Institute of Human Development, Faculty of Medical and Human Sciences, University of Manchester and Manchester Academic Health Science Centre, Royal Manchester Children's Hospital, Central Manchester University Hospitals NHS Foundation Trust, Manchester, UK.
Horm Res Paediatr. 2013;80(6):477-90. doi: 10.1159/000355658. Epub 2013 Nov 27.
Growth disorders resulting in short stature are caused by a wide range of underlying pathophysiological processes. To improve height many of these conditions are treated with recombinant human growth hormone (rhGH). However, substantial inter-individual variability in growth response both in the short and long-term is recognised. Over the last decade, disease-specific growth prediction models have been developed that the clinician can use to define a child's potential response to rhGH and to optimise starting and maintenance doses of rhGH. These models, however, are not able to predict all the variations in treatment response. There has, therefore, been recent interest in using genetic information to contribute to the evaluation of responses to rhGH, including high-throughput technologies for assessing DNA markers (genome) and mRNA transcripts (transcriptome) as pharmacogenomic tools. This review will focus on how these pharmacogenomic approaches are being applied to growth disorders.

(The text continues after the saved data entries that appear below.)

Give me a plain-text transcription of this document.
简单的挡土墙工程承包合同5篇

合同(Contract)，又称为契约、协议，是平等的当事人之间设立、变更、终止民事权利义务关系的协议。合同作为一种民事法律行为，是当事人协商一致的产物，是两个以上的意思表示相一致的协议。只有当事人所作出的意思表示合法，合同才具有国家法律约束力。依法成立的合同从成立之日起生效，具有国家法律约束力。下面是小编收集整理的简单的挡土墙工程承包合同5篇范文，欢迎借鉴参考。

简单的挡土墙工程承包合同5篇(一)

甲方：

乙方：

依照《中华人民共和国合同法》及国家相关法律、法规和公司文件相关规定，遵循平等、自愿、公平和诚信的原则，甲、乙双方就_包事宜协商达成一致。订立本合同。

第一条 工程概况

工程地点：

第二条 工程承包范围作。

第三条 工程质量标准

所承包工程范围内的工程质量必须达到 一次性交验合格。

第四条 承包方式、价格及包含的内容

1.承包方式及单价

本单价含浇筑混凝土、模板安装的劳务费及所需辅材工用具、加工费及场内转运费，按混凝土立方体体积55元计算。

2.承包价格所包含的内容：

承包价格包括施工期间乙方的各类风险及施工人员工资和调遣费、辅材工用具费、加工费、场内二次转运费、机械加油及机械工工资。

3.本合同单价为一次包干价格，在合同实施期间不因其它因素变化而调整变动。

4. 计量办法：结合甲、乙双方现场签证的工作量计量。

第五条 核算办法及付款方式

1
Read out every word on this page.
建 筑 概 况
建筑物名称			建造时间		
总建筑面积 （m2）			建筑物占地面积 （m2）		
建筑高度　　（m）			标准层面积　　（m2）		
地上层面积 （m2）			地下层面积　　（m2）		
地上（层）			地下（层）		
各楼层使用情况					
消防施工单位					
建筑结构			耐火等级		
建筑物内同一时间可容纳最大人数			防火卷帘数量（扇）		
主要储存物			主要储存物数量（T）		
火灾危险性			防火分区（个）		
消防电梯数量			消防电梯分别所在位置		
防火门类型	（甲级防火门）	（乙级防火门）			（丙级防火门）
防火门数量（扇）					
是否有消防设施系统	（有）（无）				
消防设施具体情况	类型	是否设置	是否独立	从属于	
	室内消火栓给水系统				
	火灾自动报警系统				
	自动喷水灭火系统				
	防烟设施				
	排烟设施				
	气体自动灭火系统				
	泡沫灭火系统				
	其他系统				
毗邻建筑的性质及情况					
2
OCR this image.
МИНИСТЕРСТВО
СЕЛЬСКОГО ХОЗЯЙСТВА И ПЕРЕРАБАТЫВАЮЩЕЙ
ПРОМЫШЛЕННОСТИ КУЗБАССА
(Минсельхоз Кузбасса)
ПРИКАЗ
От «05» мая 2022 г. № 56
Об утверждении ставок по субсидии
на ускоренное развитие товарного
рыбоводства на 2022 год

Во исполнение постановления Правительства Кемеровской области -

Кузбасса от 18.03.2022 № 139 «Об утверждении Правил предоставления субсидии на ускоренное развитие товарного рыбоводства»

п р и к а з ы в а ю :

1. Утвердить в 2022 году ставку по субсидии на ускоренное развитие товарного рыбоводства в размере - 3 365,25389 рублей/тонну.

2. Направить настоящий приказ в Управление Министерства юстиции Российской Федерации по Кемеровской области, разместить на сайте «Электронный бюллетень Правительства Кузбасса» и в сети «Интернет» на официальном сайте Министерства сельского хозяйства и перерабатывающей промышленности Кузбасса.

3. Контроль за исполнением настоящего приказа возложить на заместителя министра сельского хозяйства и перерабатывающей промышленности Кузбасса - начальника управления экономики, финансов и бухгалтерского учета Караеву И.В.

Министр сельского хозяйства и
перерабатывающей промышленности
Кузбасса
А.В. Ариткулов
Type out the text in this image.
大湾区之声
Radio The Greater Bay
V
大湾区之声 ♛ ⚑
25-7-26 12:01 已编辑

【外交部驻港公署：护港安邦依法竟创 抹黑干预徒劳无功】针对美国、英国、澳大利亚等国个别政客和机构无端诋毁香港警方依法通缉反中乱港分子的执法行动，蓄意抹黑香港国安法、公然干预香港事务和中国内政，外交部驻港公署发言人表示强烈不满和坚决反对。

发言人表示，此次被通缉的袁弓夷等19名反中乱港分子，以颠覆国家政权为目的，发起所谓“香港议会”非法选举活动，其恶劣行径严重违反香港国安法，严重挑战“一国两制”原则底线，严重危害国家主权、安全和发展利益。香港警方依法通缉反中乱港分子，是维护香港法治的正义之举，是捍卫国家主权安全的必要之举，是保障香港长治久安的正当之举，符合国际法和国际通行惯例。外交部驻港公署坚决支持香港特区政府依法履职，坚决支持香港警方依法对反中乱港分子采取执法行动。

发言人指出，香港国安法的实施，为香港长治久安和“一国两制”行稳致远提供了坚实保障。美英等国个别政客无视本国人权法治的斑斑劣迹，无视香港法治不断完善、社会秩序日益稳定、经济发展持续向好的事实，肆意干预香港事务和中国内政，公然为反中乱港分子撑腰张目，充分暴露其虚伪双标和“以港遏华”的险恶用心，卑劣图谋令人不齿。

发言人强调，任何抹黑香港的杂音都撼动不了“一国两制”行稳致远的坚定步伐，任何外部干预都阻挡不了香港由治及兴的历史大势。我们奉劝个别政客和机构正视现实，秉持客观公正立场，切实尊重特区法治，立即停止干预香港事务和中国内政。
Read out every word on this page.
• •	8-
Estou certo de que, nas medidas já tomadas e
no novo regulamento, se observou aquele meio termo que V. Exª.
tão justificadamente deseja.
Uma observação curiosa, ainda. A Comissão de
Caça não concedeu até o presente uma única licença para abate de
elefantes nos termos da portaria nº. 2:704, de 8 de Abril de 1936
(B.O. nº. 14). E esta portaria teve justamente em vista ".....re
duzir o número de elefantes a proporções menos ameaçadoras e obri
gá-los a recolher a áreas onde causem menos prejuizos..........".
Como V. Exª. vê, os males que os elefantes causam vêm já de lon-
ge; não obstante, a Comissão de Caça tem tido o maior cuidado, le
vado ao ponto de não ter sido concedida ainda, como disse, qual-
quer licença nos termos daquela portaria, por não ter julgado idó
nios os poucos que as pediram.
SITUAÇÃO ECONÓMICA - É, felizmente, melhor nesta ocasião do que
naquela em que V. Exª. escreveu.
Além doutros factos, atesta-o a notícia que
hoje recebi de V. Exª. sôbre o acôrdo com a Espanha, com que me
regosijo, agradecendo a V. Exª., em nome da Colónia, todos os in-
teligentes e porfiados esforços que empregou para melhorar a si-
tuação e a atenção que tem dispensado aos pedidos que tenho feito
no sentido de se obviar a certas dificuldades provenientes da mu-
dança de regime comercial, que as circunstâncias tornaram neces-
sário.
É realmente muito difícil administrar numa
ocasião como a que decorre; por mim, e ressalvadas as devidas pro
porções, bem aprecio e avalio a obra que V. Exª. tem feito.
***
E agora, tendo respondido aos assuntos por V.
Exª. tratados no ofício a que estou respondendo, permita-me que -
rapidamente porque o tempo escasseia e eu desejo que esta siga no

导致身材矮小的生长障碍是由广泛的潜在病理生理过程引起的。为了增高,许多这类疾病都采用重组人生长激素(rhGH)治疗。然而,人们已经认识到,无论是短期还是长期,生长反应都存在很大的个体间差异。在过去十年中,已经开发出了针对特定疾病的生长预测模型,临床医生可以使用这些模型来定义儿童对 rhGH 的潜在反应,并优化 rhGH 的起始和维持剂量。然而,这些模型并不能预测治疗反应的所有变化。因此,最近人们对利用遗传信息来评估 rhGH 反应产生了兴趣,包括用于评估 DNA 标记(基因组)和 mRNA 转录本(转录组)的高通量技术,这些技术可用作药物基因组学工具。本综述将重点介绍这些药物基因组学方法在生长障碍中的应用。